If it passes, Brazilian judges will be able to enforce a sentence even if appeals are still pending in the top two courts -- the Superior Court of Justice and the Supreme Court -- where the longest delays take place.  It would mean that if a person is found guilty, he or she could be punished when a court of appeals reaches a decision. Ideally, there would be no further appeal possibilities beyond that stage, he said.

He noted the exceptional speed with which the judiciary handled the vote-buying scandal known as the Mensalão trial, where the Supreme Court found 25 political figures and businesspeople associated with former president Luiz Inacio Lula da Silva guilty in a scheme to pay lawmakers a monthly retainer in exchange for supporting his legislative agenda.  Lula was not charged in the case.

But Hage doubted that the judiciary will be as efficient from now on.

“Brazilian law determines that authorities at a certain level can only be judged by the Supreme Court. That’s why there was record speed,” Hage said. The highest court was also innovative in this case, breaking with historical traditions, he said.

“The composition of the court is new, there’s another mentality. So they were flexible for the first time in accepting evidence that was collected before the lawsuit or in reaching guilty verdicts without direct evidence of the participation of a person in the crime. They found people guilty on the basis that they knew of the crime because of their position in the government,” he said.

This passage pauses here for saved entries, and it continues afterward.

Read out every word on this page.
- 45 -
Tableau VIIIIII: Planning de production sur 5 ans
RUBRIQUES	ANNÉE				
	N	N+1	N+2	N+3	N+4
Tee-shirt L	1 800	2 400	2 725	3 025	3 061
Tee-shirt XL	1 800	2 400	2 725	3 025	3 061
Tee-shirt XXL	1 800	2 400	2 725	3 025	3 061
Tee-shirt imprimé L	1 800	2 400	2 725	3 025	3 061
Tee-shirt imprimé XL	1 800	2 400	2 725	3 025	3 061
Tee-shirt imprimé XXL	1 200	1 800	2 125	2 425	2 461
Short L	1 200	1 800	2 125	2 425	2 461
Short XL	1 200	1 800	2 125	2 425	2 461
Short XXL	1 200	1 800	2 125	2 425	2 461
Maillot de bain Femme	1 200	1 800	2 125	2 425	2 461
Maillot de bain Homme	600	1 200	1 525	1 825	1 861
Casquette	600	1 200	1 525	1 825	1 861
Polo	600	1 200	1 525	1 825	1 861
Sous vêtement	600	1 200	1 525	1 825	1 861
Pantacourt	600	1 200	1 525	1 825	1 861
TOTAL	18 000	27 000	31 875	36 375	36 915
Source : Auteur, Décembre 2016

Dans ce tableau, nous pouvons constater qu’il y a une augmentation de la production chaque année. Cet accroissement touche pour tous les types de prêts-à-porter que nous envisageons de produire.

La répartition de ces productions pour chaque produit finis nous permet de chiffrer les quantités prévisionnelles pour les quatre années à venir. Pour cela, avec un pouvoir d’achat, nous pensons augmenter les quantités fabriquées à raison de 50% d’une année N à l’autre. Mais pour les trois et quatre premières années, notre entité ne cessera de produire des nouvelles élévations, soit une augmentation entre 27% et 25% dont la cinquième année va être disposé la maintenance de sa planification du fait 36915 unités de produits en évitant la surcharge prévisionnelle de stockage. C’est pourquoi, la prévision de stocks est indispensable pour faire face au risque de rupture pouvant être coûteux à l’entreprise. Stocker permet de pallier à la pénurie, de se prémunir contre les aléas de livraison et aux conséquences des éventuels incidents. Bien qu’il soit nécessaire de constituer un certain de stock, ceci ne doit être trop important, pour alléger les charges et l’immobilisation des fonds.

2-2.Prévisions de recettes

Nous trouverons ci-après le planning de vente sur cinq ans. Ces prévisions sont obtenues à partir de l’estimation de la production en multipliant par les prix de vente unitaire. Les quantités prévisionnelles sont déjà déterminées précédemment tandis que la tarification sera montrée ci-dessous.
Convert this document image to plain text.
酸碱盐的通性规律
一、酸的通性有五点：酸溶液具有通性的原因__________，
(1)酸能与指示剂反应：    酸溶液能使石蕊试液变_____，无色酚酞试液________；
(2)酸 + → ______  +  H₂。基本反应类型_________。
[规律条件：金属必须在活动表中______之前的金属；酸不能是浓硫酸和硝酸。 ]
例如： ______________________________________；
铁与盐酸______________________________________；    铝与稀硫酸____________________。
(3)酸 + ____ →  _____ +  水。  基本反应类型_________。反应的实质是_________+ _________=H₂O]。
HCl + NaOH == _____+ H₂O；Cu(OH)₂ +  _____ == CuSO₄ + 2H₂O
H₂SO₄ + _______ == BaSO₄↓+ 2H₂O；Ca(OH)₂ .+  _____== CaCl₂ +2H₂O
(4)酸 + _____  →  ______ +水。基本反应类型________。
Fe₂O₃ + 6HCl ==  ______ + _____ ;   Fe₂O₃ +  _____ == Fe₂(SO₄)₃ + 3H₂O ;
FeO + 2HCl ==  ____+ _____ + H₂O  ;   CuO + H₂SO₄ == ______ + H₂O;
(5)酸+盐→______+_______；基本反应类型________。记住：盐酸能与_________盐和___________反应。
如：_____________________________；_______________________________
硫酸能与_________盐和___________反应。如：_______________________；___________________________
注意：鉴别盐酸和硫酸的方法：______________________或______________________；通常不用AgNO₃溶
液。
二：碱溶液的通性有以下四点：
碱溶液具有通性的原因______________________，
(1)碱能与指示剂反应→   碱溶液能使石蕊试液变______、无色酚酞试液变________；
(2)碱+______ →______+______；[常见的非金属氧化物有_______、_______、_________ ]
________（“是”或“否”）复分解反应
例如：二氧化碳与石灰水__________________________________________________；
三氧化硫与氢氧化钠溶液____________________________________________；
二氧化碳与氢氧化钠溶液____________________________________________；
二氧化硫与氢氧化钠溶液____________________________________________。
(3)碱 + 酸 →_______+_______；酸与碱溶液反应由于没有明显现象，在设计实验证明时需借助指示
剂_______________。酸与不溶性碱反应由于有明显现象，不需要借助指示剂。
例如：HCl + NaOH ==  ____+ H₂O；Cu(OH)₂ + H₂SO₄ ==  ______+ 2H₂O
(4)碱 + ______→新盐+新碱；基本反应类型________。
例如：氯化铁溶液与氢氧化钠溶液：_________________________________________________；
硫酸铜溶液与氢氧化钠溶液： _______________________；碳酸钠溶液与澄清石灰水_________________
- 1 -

Although further judicial reform depends upon Congress, the comptroller general said Rousseff has made progress in the fight against corruption. He pointed to the Access to Public Information law as a great accomplishment. In effect since May, the law enables ordinary citizens to request access to any information or document produced at every level of government. According to Hage, more than 45,000 requests have been filed online, and his office has granted 95 percent of the requests.

The administration is looking for other ways to speed up the delivery of justice, he said. 

“We have also been exploring using administrative processes as a means of punishment, so we don’t have to depend on the judiciary to fight impunity,” he said.

“We have dismissed more than 4,000 government employees and registered up to 5,000 companies that can no longer get new public contracts because of (procurement) irregularities,” he said.

Cleaning up public procurement is a priority. Brazil plans to spend over $500 billion on infrastructure projects as part of its preparations to host the World Cup in 2014 and the Olympics in 2016.  Ernst and Young in its latest Global Fraud Survey found that 84 percent of people surveyed thought bribery and corruption were widespread in Brazil.